In the degradation test, the degradation rate of isoproturon by YBL2 in the culture medium supplemented with glucose was better than that in the culture medium with isoproturon only, and the counting results by MPN indicated that the enhancement of the degradation ability was a consequence of the augmentation of YBL2 degradation efficiency rather than co-metabolic activity. All of these three stains were unable to degrade isoproturon in the MSM containing Cu2+ or Ni2+ (1 mmol l−1), and there was no cell survival at all in these conditions (Fig. 4). These results indicated that all of three strains were sensitive to these two heavy metal ions.

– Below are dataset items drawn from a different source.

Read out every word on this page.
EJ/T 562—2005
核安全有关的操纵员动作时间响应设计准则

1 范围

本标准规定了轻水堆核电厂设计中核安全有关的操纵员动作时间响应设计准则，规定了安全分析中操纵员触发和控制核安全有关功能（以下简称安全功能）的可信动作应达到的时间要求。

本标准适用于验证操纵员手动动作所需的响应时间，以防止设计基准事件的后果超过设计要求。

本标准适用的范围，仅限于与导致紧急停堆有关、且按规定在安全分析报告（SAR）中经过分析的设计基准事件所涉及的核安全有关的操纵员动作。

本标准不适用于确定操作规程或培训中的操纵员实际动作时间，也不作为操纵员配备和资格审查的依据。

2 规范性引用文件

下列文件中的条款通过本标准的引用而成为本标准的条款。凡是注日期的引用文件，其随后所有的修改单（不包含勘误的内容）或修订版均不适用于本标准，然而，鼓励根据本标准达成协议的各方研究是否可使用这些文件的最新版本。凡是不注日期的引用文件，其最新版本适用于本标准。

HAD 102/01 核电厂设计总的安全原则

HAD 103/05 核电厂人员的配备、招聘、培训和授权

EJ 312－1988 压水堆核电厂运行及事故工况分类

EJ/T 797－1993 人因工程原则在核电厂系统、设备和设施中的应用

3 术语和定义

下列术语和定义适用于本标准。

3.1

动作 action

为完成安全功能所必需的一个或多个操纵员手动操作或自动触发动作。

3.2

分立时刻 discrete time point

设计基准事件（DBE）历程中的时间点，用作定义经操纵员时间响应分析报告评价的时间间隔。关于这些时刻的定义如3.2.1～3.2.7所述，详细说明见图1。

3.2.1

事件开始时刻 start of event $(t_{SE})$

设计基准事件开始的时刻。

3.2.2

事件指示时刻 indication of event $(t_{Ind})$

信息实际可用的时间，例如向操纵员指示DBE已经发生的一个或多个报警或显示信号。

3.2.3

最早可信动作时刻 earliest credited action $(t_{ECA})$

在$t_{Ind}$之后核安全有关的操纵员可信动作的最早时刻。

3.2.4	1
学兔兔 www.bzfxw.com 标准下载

Bioremediation is a cost-effective method to degrade pollutant chemicals into innocuous products. Successful removal of pesticides from soil by implanted bacteria has been reported for many compounds (Barles et al. 1979; Karpouzas and Walker 2000; Kearney et al. 1986). Previous studies (Bending et al. 2003; El-Sebai et al. 2007) have pointed out that soil pH was the most important factor to influence isoproturon degradation in soil. In this study, the pH range for YBL2 degrading isoproturon in MSM was pH 5.0–9.0, but the pH of the Red soil (pH 4.6) was out of this range, while the pH of the Magan soil (pH 6.7) and Fluvo-Aquic soil (pH 8.3) were in the range of pH, this may be the major reason that these strains degrade isoproturon much more slowly in red soil than in Magan soil and Fluvo-Aquic soil. The degradation rate of isoproturon by these strains in sterilized soil was faster than in fresh (non-sterilized) Magan soil. This may be attributed to the presence of other soil microflora in fresh soil, which affects the degradation efficiency of isolates; however it was not very significant. Although there were some limiting factors affecting the degradation of isoproturon by these strains, the inoculation of strain YBL2 was able to significantly enhance the removal rate of isoproturon in Magan soil and in Fluvo-Aquic soil. These results highlight the potential of the bacterium for use in the clean-up of isoproturon- and 4IA-contaminated environments, especially in soils with neutral or slightly alkaline pH i.e. Magan soil and Fluvo-Aquic soil.